Cyberattack on major hospital in Spanish city of Barcelona has resulted in cancellation of thousands of appointments
A major hospital in Spain has become victim to a ransomware attack, which has impacted the health treatment of thousands of patients.
The Associated Press reported that the ransomware attack on Sunday on the Hospital Clinic de Barcelona, forced the cancellation of 150 non-urgent operations and up to 3,000 patient checkups, officials said Monday.
Unfortunately this cyberattack on one of Barcelona’ s main hospitals is not a new phenomenon, as ransomware attacks have unfortunately previously targetted hospitals, even during the height of the Covid-19 pandemic.
In September 2020 for example, a cyberattack on a major hospital in Duesseldorf, resulted in the death of a female patient.
The cyberattack caused a failure of IT systems at Duesseldorf University Clinic, and a woman who needed urgent admission died after she had to be taken to another city for treatment.
In the US alone, 764 healthcare providers were hit by ransomware in 2019, according to data compiled by Emsisoft.
Indeed in October 2019, three hospitals in the US state of Alabama were forced to temporarily close their doors to the admission of new patients because of a ransomware attack.

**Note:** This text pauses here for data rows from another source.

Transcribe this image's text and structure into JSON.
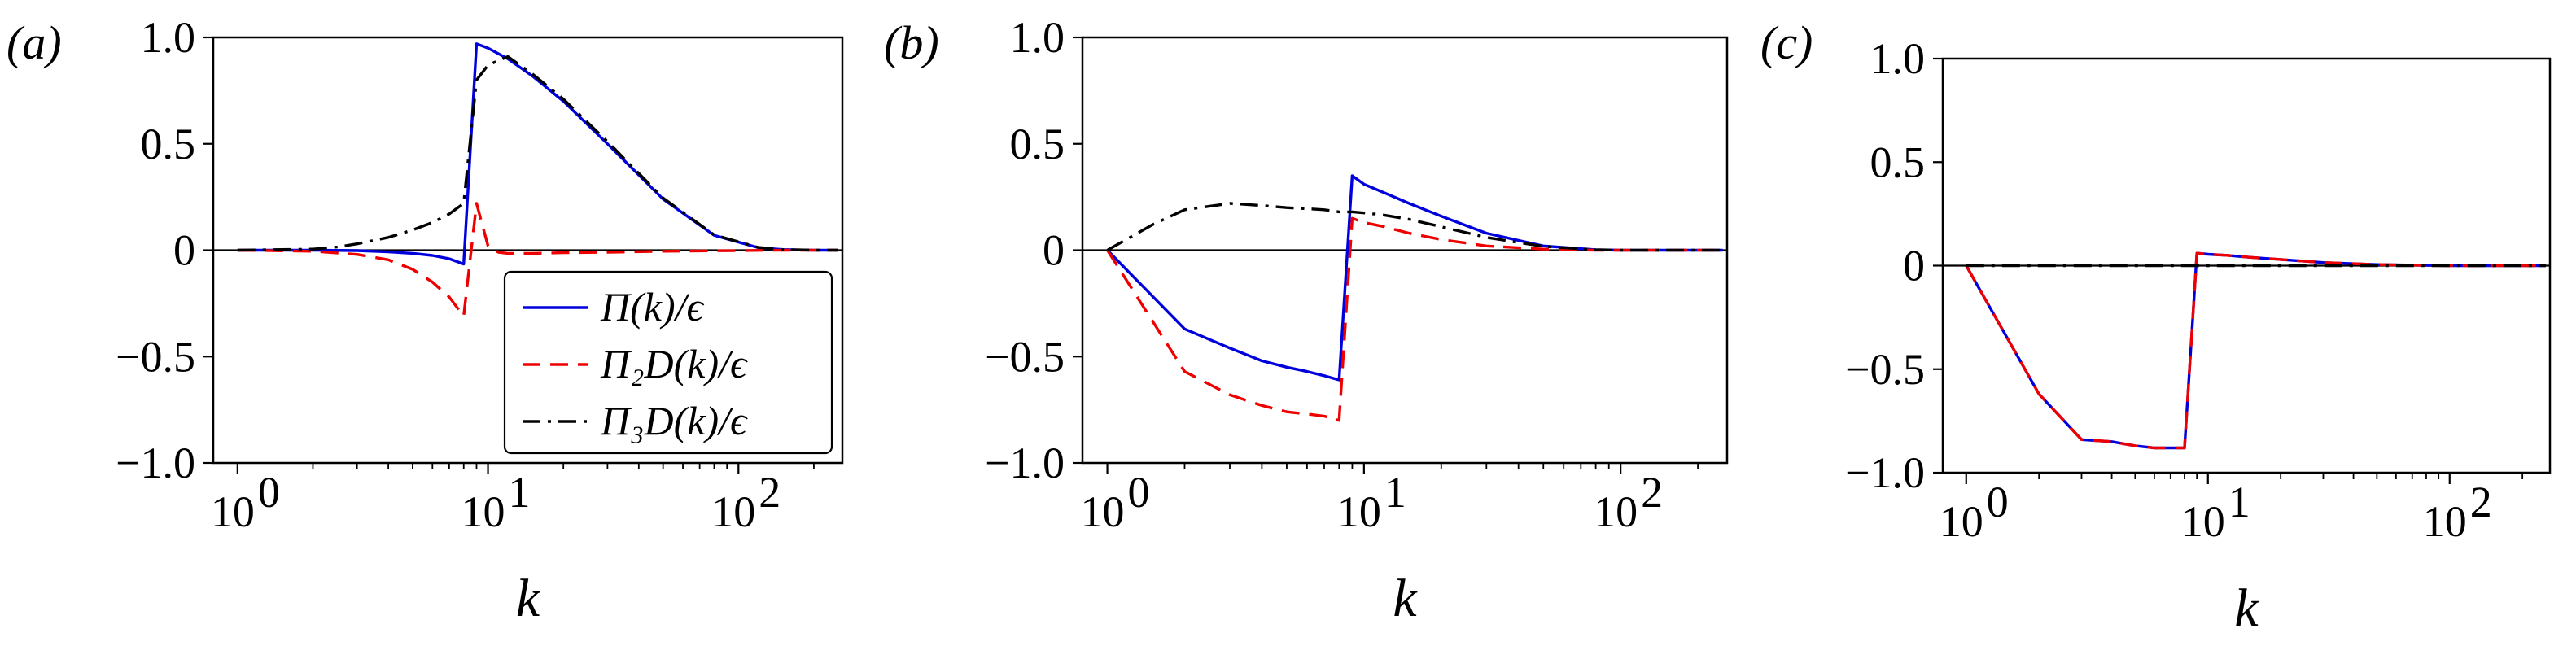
{
  "chart_data": [
    {
      "panel": "(a)",
      "type": "line",
      "xlabel": "k",
      "xscale": "log",
      "xlim": [
        0.8,
        260
      ],
      "ylim": [
        -1.0,
        1.0
      ],
      "xticks": [
        1,
        10,
        100
      ],
      "xtick_labels": [
        "10",
        "10",
        "10"
      ],
      "xtick_exponents": [
        "0",
        "1",
        "2"
      ],
      "yticks": [
        1.0,
        0.5,
        0,
        -0.5,
        -1.0
      ],
      "ytick_labels": [
        "1.0",
        "0.5",
        "0",
        "−0.5",
        "−1.0"
      ],
      "zero_line": true,
      "legend": {
        "position": "lower-right",
        "entries": [
          "Π(k)/ϵ",
          "Π₂D(k)/ϵ",
          "Π₃D(k)/ϵ"
        ]
      },
      "series": [
        {
          "name": "Π(k)/ϵ",
          "color": "#0000dd",
          "dash": "solid",
          "x": [
            1,
            2,
            3,
            4,
            5,
            6,
            7,
            8,
            9,
            10,
            12,
            15,
            20,
            30,
            50,
            80,
            120,
            150,
            200,
            250
          ],
          "y": [
            0,
            0,
            -0.002,
            -0.008,
            -0.015,
            -0.025,
            -0.04,
            -0.065,
            0.97,
            0.95,
            0.9,
            0.82,
            0.7,
            0.5,
            0.24,
            0.07,
            0.012,
            0.003,
            0,
            0
          ]
        },
        {
          "name": "Π₂D(k)/ϵ",
          "color": "#ee0000",
          "dash": "dashed",
          "x": [
            1,
            2,
            3,
            4,
            5,
            6,
            7,
            8,
            9,
            10,
            11,
            12,
            15,
            20,
            30,
            50,
            100,
            150,
            200,
            250
          ],
          "y": [
            0,
            -0.005,
            -0.02,
            -0.045,
            -0.09,
            -0.15,
            -0.22,
            -0.31,
            0.22,
            0.02,
            -0.01,
            -0.015,
            -0.015,
            -0.012,
            -0.01,
            -0.005,
            -0.002,
            0,
            0,
            0
          ]
        },
        {
          "name": "Π₃D(k)/ϵ",
          "color": "#000000",
          "dash": "dashdot",
          "x": [
            1,
            2,
            2.5,
            3,
            4,
            5,
            6,
            7,
            8,
            9,
            10,
            12,
            15,
            20,
            30,
            50,
            80,
            120,
            150,
            200,
            250
          ],
          "y": [
            0,
            0.005,
            0.015,
            0.03,
            0.06,
            0.095,
            0.13,
            0.17,
            0.22,
            0.8,
            0.87,
            0.91,
            0.83,
            0.71,
            0.51,
            0.245,
            0.072,
            0.013,
            0.003,
            0,
            0
          ]
        }
      ]
    },
    {
      "panel": "(b)",
      "type": "line",
      "xlabel": "k",
      "xscale": "log",
      "xlim": [
        0.8,
        260
      ],
      "ylim": [
        -1.0,
        1.0
      ],
      "xticks": [
        1,
        10,
        100
      ],
      "xtick_labels": [
        "10",
        "10",
        "10"
      ],
      "xtick_exponents": [
        "0",
        "1",
        "2"
      ],
      "yticks": [
        1.0,
        0.5,
        0,
        -0.5,
        -1.0
      ],
      "ytick_labels": [
        "1.0",
        "0.5",
        "0",
        "−0.5",
        "−1.0"
      ],
      "zero_line": true,
      "series": [
        {
          "name": "",
          "color": "#0000dd",
          "dash": "solid",
          "x": [
            1,
            2,
            3,
            4,
            5,
            6,
            7,
            8,
            9,
            10,
            12,
            15,
            20,
            30,
            50,
            80,
            100,
            150,
            250
          ],
          "y": [
            0,
            -0.37,
            -0.46,
            -0.52,
            -0.55,
            -0.57,
            -0.59,
            -0.61,
            0.35,
            0.31,
            0.27,
            0.22,
            0.16,
            0.08,
            0.02,
            0.002,
            0,
            0,
            0
          ]
        },
        {
          "name": "",
          "color": "#ee0000",
          "dash": "dashed",
          "x": [
            1,
            2,
            3,
            4,
            5,
            6,
            7,
            8,
            9,
            10,
            12,
            15,
            20,
            30,
            50,
            80,
            100,
            150,
            250
          ],
          "y": [
            0,
            -0.57,
            -0.68,
            -0.73,
            -0.76,
            -0.77,
            -0.78,
            -0.8,
            0.15,
            0.13,
            0.11,
            0.08,
            0.05,
            0.02,
            0.005,
            0,
            0,
            0,
            0
          ]
        },
        {
          "name": "",
          "color": "#000000",
          "dash": "dashdot",
          "x": [
            1,
            1.5,
            2,
            3,
            4,
            5,
            6,
            7,
            8,
            9,
            10,
            12,
            15,
            20,
            30,
            50,
            80,
            100,
            150,
            250
          ],
          "y": [
            0,
            0.12,
            0.19,
            0.22,
            0.21,
            0.2,
            0.195,
            0.19,
            0.18,
            0.18,
            0.175,
            0.165,
            0.145,
            0.11,
            0.06,
            0.018,
            0.002,
            0,
            0,
            0
          ]
        }
      ]
    },
    {
      "panel": "(c)",
      "type": "line",
      "xlabel": "k",
      "xscale": "log",
      "xlim": [
        0.8,
        260
      ],
      "ylim": [
        -1.0,
        1.0
      ],
      "xticks": [
        1,
        10,
        100
      ],
      "xtick_labels": [
        "10",
        "10",
        "10"
      ],
      "xtick_exponents": [
        "0",
        "1",
        "2"
      ],
      "yticks": [
        1.0,
        0.5,
        0,
        -0.5,
        -1.0
      ],
      "ytick_labels": [
        "1.0",
        "0.5",
        "0",
        "−0.5",
        "−1.0"
      ],
      "zero_line": true,
      "series": [
        {
          "name": "",
          "color": "#0000dd",
          "dash": "solid",
          "x": [
            1,
            2,
            3,
            4,
            5,
            6,
            7,
            8,
            9,
            10,
            12,
            15,
            20,
            30,
            50,
            100,
            250
          ],
          "y": [
            0,
            -0.62,
            -0.84,
            -0.85,
            -0.87,
            -0.88,
            -0.88,
            -0.88,
            0.06,
            0.055,
            0.05,
            0.04,
            0.03,
            0.015,
            0.005,
            0,
            0
          ]
        },
        {
          "name": "",
          "color": "#ee0000",
          "dash": "dashed",
          "x": [
            1,
            2,
            3,
            4,
            5,
            6,
            7,
            8,
            9,
            10,
            12,
            15,
            20,
            30,
            50,
            100,
            250
          ],
          "y": [
            0,
            -0.62,
            -0.84,
            -0.85,
            -0.87,
            -0.88,
            -0.88,
            -0.88,
            0.06,
            0.055,
            0.05,
            0.04,
            0.03,
            0.015,
            0.005,
            0,
            0
          ]
        },
        {
          "name": "",
          "color": "#000000",
          "dash": "dashdot",
          "x": [
            1,
            10,
            100,
            250
          ],
          "y": [
            0,
            0,
            0,
            0
          ]
        }
      ]
    }
  ]
}
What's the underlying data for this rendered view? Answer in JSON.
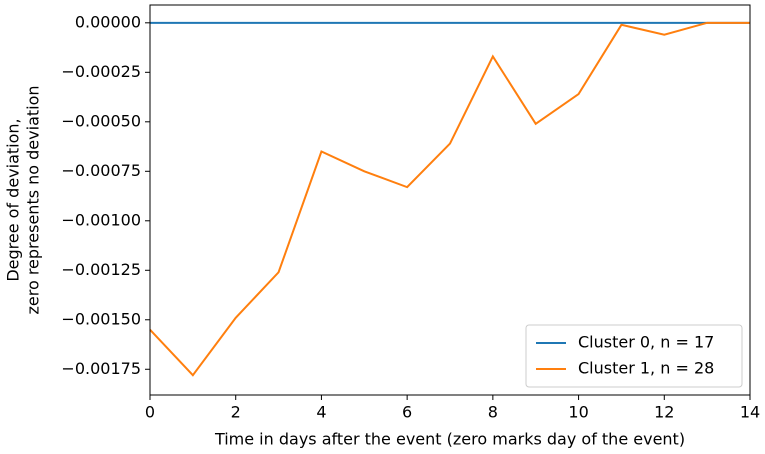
{
  "chart_data": {
    "type": "line",
    "xlabel": "Time in days after the event (zero marks day of the event)",
    "ylabel": [
      "Degree of deviation,",
      "zero represents no deviation"
    ],
    "x": [
      0,
      1,
      2,
      3,
      4,
      5,
      6,
      7,
      8,
      9,
      10,
      11,
      12,
      13,
      14
    ],
    "series": [
      {
        "name": "Cluster 0, n = 17",
        "color": "#1f77b4",
        "values": [
          0,
          0,
          0,
          0,
          0,
          0,
          0,
          0,
          0,
          0,
          0,
          0,
          0,
          0,
          0
        ]
      },
      {
        "name": "Cluster 1, n = 28",
        "color": "#ff7f0e",
        "values": [
          -0.00155,
          -0.00178,
          -0.00149,
          -0.00126,
          -0.00065,
          -0.00075,
          -0.00083,
          -0.00061,
          -0.00017,
          -0.00051,
          -0.00036,
          -1e-05,
          -6e-05,
          0,
          0
        ]
      }
    ],
    "xlim": [
      0,
      14
    ],
    "xticks": [
      0,
      2,
      4,
      6,
      8,
      10,
      12,
      14
    ],
    "ylim": [
      -0.00188,
      9e-05
    ],
    "yticks": [
      {
        "value": 0,
        "label": "0.00000"
      },
      {
        "value": -0.00025,
        "label": "−0.00025"
      },
      {
        "value": -0.0005,
        "label": "−0.00050"
      },
      {
        "value": -0.00075,
        "label": "−0.00075"
      },
      {
        "value": -0.001,
        "label": "−0.00100"
      },
      {
        "value": -0.00125,
        "label": "−0.00125"
      },
      {
        "value": -0.0015,
        "label": "−0.00150"
      },
      {
        "value": -0.00175,
        "label": "−0.00175"
      }
    ],
    "legend": "lower right"
  }
}
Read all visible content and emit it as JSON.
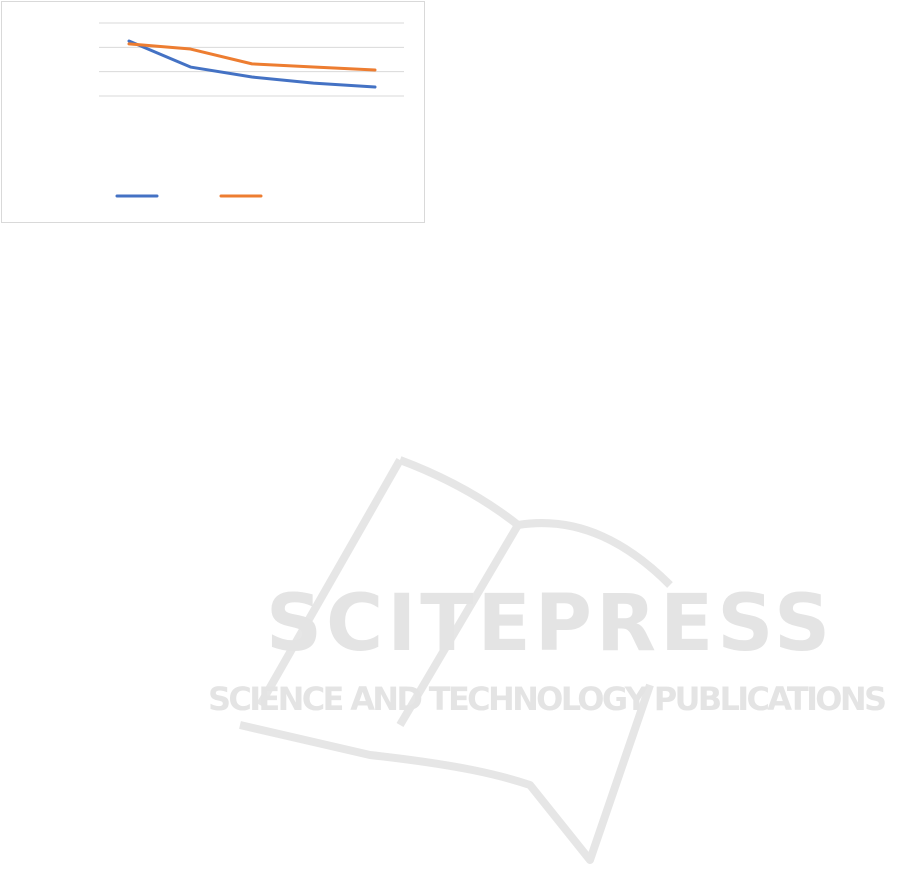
{
  "chart_data": {
    "type": "line",
    "title": "",
    "xlabel": "",
    "ylabel": "",
    "x": [
      1,
      2,
      3,
      4,
      5
    ],
    "ylim": [
      0,
      3
    ],
    "yticks": [
      0,
      1,
      2,
      3
    ],
    "grid": true,
    "legend_placement": "bottom",
    "series": [
      {
        "values": [
          2.26,
          1.19,
          0.78,
          0.53,
          0.37
        ],
        "color": "#4472c4"
      },
      {
        "values": [
          2.14,
          1.93,
          1.32,
          1.19,
          1.07
        ],
        "color": "#ed7d31"
      }
    ]
  },
  "watermark": {
    "name": "SCITEPRESS",
    "tagline": "SCIENCE AND TECHNOLOGY PUBLICATIONS",
    "color": "#e4e4e4"
  }
}
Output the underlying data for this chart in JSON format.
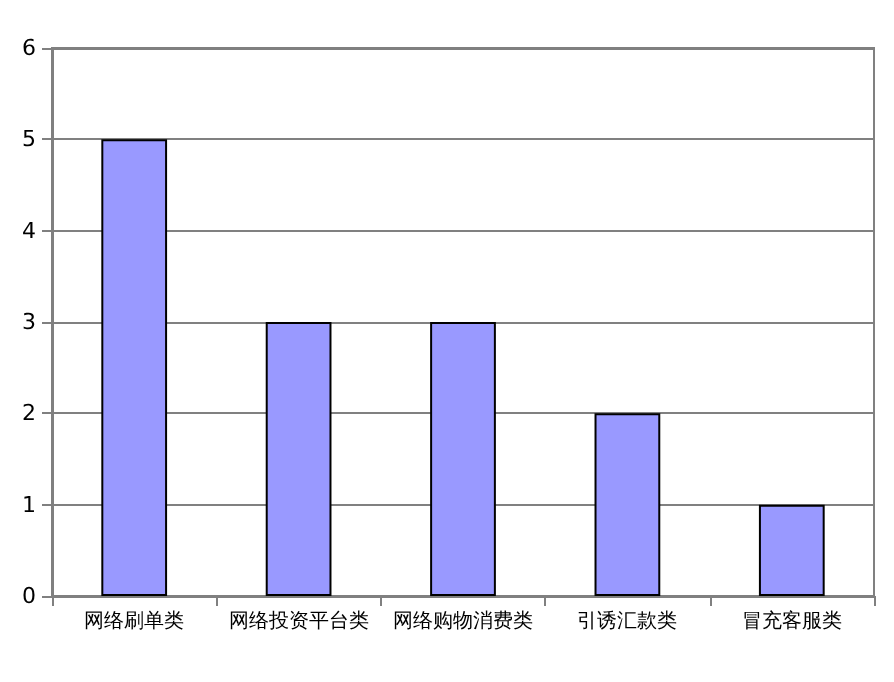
{
  "chart_data": {
    "type": "bar",
    "categories": [
      "网络刷单类",
      "网络投资平台类",
      "网络购物消费类",
      "引诱汇款类",
      "冒充客服类"
    ],
    "values": [
      5,
      3,
      3,
      2,
      1
    ],
    "color": "#9999ff",
    "ylim": [
      0,
      6
    ],
    "yticks": [
      0,
      1,
      2,
      3,
      4,
      5,
      6
    ],
    "grid": "y"
  }
}
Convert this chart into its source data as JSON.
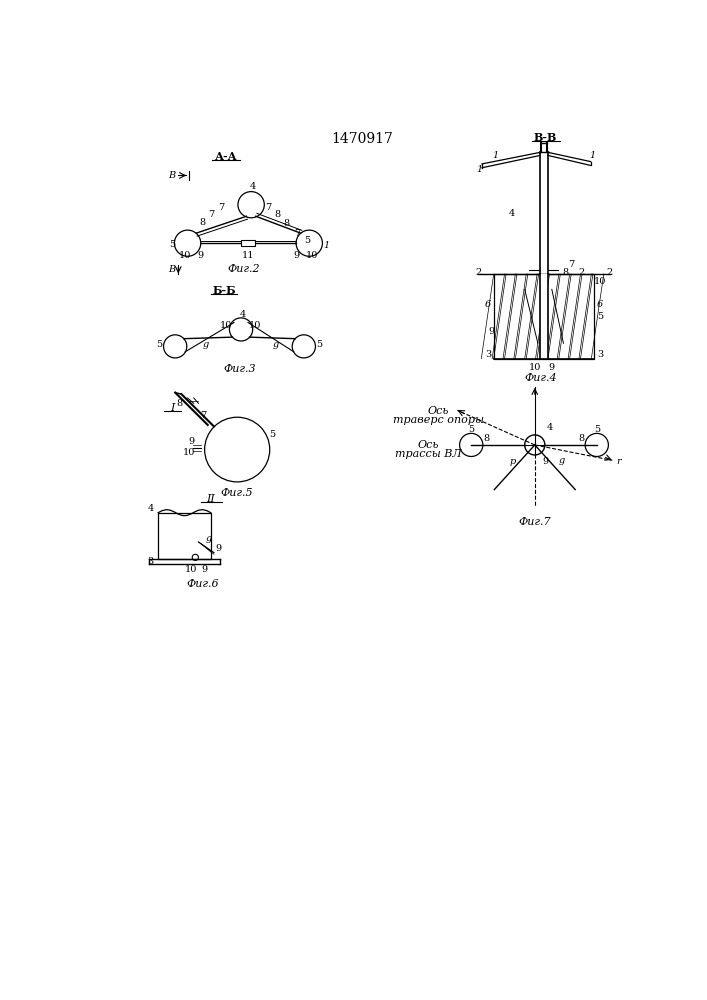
{
  "title": "1470917",
  "bg_color": "#ffffff",
  "line_color": "#000000",
  "fig2_caption": "Фиг.2",
  "fig3_caption": "Фиг.3",
  "fig4_caption": "Фиг.4",
  "fig5_caption": "Фиг.5",
  "fig6_caption": "Фиг.6",
  "fig7_caption": "Фиг.7",
  "fig2_label": "А-А",
  "fig3_label": "Б-Б",
  "fig4_label": "В-В",
  "arrow_label": "В"
}
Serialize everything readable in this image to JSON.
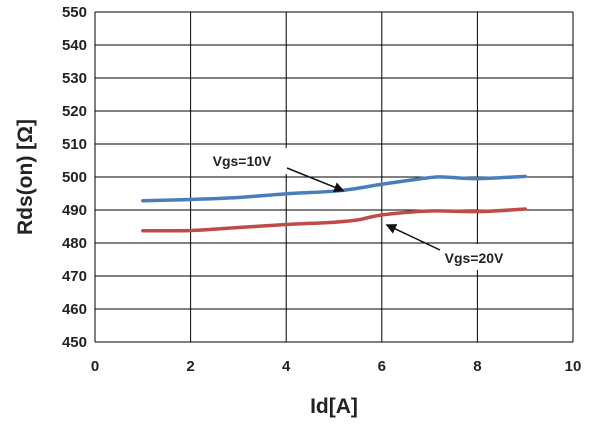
{
  "chart_data": {
    "type": "line",
    "title": "",
    "xlabel": "Id[A]",
    "ylabel": "Rds(on) [Ω]",
    "xlim": [
      0,
      10
    ],
    "ylim": [
      450,
      550
    ],
    "xticks": [
      0,
      2,
      4,
      6,
      8,
      10
    ],
    "yticks": [
      450,
      460,
      470,
      480,
      490,
      500,
      510,
      520,
      530,
      540,
      550
    ],
    "grid": true,
    "legend": "none",
    "series": [
      {
        "name": "Vgs=10V",
        "color": "#4a7ebb",
        "x": [
          1,
          2,
          3,
          4,
          5,
          5.5,
          6,
          7,
          7.3,
          8,
          9
        ],
        "y": [
          492.8,
          493.2,
          493.8,
          494.9,
          495.7,
          496.6,
          497.8,
          499.8,
          500.0,
          499.5,
          500.2
        ]
      },
      {
        "name": "Vgs=20V",
        "color": "#be4b48",
        "x": [
          1,
          2,
          3,
          4,
          5,
          5.5,
          6,
          7,
          8,
          9
        ],
        "y": [
          483.7,
          483.8,
          484.7,
          485.6,
          486.3,
          487.0,
          488.5,
          489.7,
          489.5,
          490.3
        ]
      }
    ],
    "annotations": [
      {
        "text": "Vgs=10V",
        "arrow_to": [
          5.2,
          495.8
        ]
      },
      {
        "text": "Vgs=20V",
        "arrow_to": [
          6.1,
          485.5
        ]
      }
    ]
  }
}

In May 2020, during the Coronavirus pandemic, Europe’s largest private hospital operator, Berlin-based Fresenius, suffered a ransomware attack that limited some of its operations.
Now the Associated Press reported that the ransomware attack on the Hospital Clinic de Barcelona, crippled its computer system and forced the cancellation of 150 non-urgent operations and up to 3,000 patient checkups, officials were quoted as saying Monday.
The attack shut down computers at the facility’s laboratories, emergency room and pharmacy at three main centres and several external clinics.
“We can’t make any prediction as to when the system will be back up to normal,” hospital director Antoni Castells was quoted as telling a news conference on Monday. He said the hospital’s contingency plan would allow them to function for several days, but he hoped the system would be fixed sooner.
A Catalonia regional government statement said the region’s Cybersecurity Agency was working to restore the system. The agency said Monday the attack was orchestrated from outside of Spain by a group called “Ransom House.”
Ransom House is a new extortion group and allegedly was founded in December 2021 and its members are said to have eastern European links.
Meanwhile regional government telecommunications secretary Segi Marcén told the Associated Press that hackers hadn’t made any ransom demand so far but that no money would be paid.
The hospital’s press department said that all written work was being done on paper and that the hospital was diverting new urgent cases to other hospitals in the city. Spanish state news agency EFE said the attack cut off access to patients records and communication between units.
Risk to life
Simon Chassar, CRO at cybersecurity specialist Claroty, noted that ransomware attacks like this often put people’s lives at risk, presenting a real moral problem for those dealing with the attack.
“Cyber criminals know that hitting patient services and business availability is the most effective way to gain a ransom payment,” said Chassar. “The healthcare industry is one of the few sectors where cyberattacks can fatally impact human life.”
“Attacks can put decision makers in a morally impossible situation in which they have no choice but to pay ransoms in order to get their services back up and running,” said Chassar.
“The connection of IT and OT devices and the convergence of the Internet of Medical Things (IoMT), creates a new range of cyber threats and attack vectors which threatens service up-time, and ultimately puts patients at risk,” Chassar added.
“Healthcare providers must build cyber resilience in order to protect service availability,” said Chassar. “Patching services should be implemented to fix urgent OT and IoMT vulnerabilities, as well as network segmentation with asset class network segmentation policies to limit the movement of malware and impact of a ransomware attack.”